Pourquoi les vedettes se font si rares sur les courses ?
Parce qu'on se dope moins efficacement pendant une compétition. Le vélo n'a pas l'exclusive de cette méthode : les athlètes grecs Konstantinos Kenteris (200 mètres) et Ekaterini Thanou (100 mètres) étaient invisibles entre deux championnats du monde. Cette saison, un grand espoir du cyclisme espagnol n'a disputé que deux courses au printemps, qu'il a d'ailleurs gagnées. Puis on ne l'a revu qu'au Tour de France. En fait, certains se comportent comme s'il importait de s'entraîner hors de portée des contrôles. Les eldorados où les cyclistes peuvent faire des cures d'EPO (ou autres) sans crainte d'être contrôlés sont connus : Mexique, Afrique du Sud, Etats-Unis. Avant 1998, les leaders de l'équipe Festina ne participaient même pas au championnat de France une semaine avant le Tour, car ils en terminaient avec leur cure de clenbutérol.
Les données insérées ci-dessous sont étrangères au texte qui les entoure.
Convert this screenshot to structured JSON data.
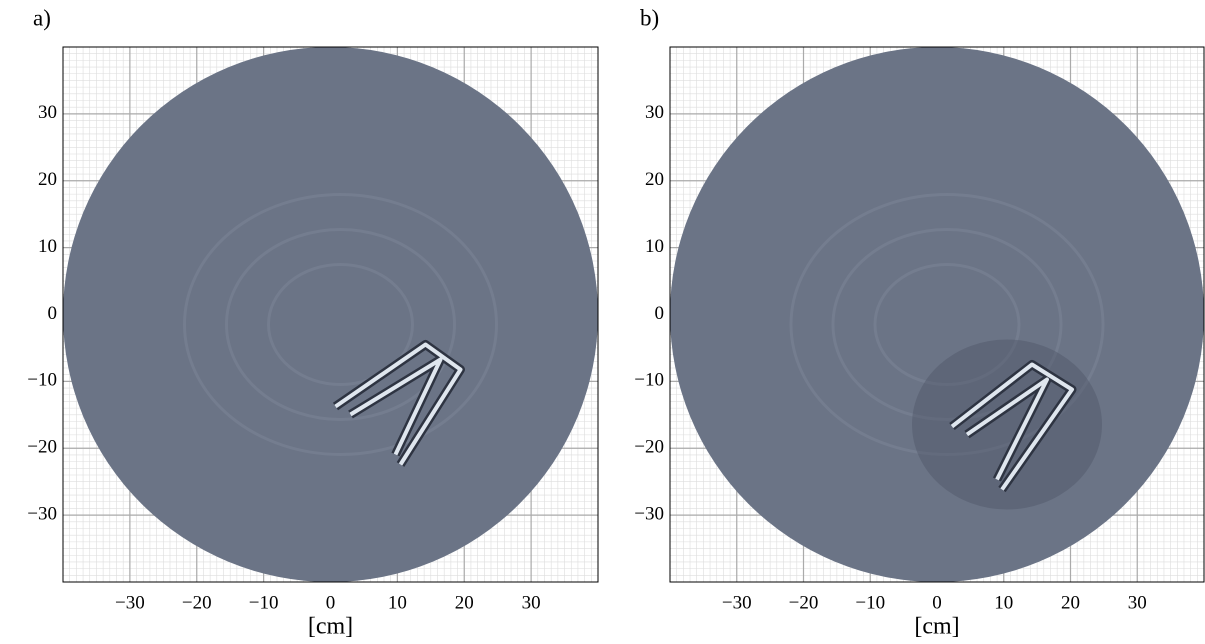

Après le championnat du monde 1997 gagné par Laurent Brochard, toute l'équipe a fait l'impasse sur le Tour du Piémont et Milan-Turin, qui précédaient le Tour de Lombardie : le pot belge qu'ils s'étaient offert après le triomphe de Brochard était détectable cinq jours dans les urines.
Qu'est-ce que le dopage a changé dans le sport cycliste ?
Impossible de lire la course sans faire référence à la médication. George Hincapie, l'ex-coéquipier d'Armstrong, qui grimpait comme un cabri l'an dernier, fut complètement à l'arrêt en juillet. Le grimpeur vénézuélien José Rujano, qui avait survolé les Dolomites lors du Giro 2005, était incapable de passer un pont de chemin de fer lors du Tour 2006 et a mis les pouces après la 17e étape. Une défaillance, ce n'est souvent plus une «fringale», mais une médication mal calculée. L'efficacité des dopants successifs a tout changé. Depuis l'alcool en 1903 jusqu'aux oxygénants du sang d'aujourd'hui en passant par les amphétamines, les anabolisants, les corticoïdes ou les hormones de croissance (avec parfois tout ça mélangé), la course s'est modifiée. Récemment, on a vu des équipes capables de rouler à 50 km/h pendant 4 000 kilomètres tout en contrôlant le peloton. L'étalonnage des valeurs serait très différent à l'eau claire.